Und es war wirklich wunderschön!

Die Fahrt war nett und kurzweilig, aber außer der atemberaubenden Landschaft gab es nicht so viel zu sehen. Daher wird dieser Blogeintrag auch nicht übermäßig lange und ich lasse lieber Bilder statt Worte sprechen.

Erwähnenswert wäre noch die Bixby Bridge, die während der Großen Depression im Jahre 1937 gebaut wurde und über den Bixby Creek führt. Sie ist 218 m lang, 7.3 m breit und 85 m hoch – und ist (wenn ich mich recht erinnere) die höchste einbogige Brücke der Welt. Natürlich durften dort die obligatorischen Erinnerungsfotos nicht fehlen.

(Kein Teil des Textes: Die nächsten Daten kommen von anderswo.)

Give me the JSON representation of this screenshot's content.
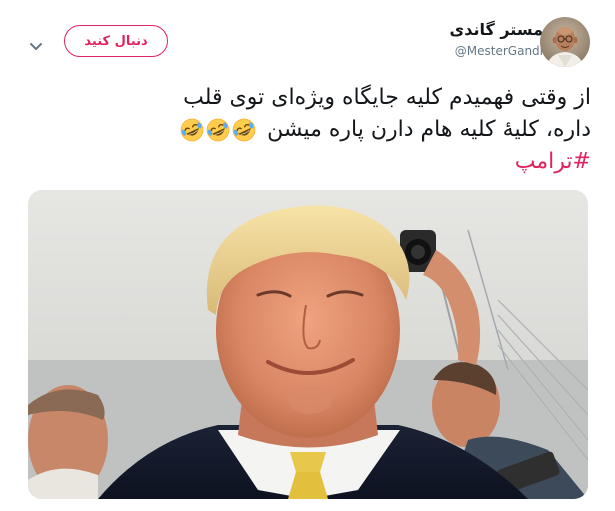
{
  "tweet": {
    "author": {
      "display_name": "مستر گاندی",
      "handle": "@MesterGandi"
    },
    "follow_label": "دنبال کنید",
    "text_lines": [
      "از وقتی فهمیدم کلیه جایگاه ویژه‌ای توی قلب",
      "داره، کلیهٔ کلیه هام دارن پاره میشن"
    ],
    "emoji_icon": "rolling-on-the-floor-laughing-icon",
    "emoji_count": 3,
    "hashtag": "#ترامپ"
  },
  "colors": {
    "accent": "#e0245e",
    "text": "#14171a",
    "muted": "#657786"
  },
  "icons": {
    "menu": "chevron-down-icon",
    "emoji": "rolling-on-the-floor-laughing-icon"
  }
}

Als wir an San Simeon vorbeifuhren dachte ich noch „Och, da liegen aber viele Felsbrocken am Strand!“ und verbalisierte dies auch genau so. Der Mann warf einen Blick nach rechts und kommentierte dies nur mit einem „Das sind keine Felsen, das sind Robben!“ Und schon hatten wir den Blinker gesetzt und fuhren bei der nächsten Gelegenheit raus.

Und so trafen wir auf Zufall auf die „Piedras Blancas Rookery“, der größten See-Elefantenkolonie in Kalifornien und die größte Festlandkolonie dieser Art in Nordamerika.

Wir verbrachten einige Zeit auf dem (zugegeben recht windigen) Aussichtsplatz und beobachten die drolligen Tiere. Und mensch, waren die laut! Am liebsten hätte ich mit allen geknuddelt…

Am Aussichtsort stehen auch ehrenamtliche Mitarbeiter der Organisation „Friends of the Elephant Seal“, die die Bewahrung und den Schutz der Kolonie sowie die Aufklärung zu See-Elefanten und dem Meeresleben zum Ziel haben.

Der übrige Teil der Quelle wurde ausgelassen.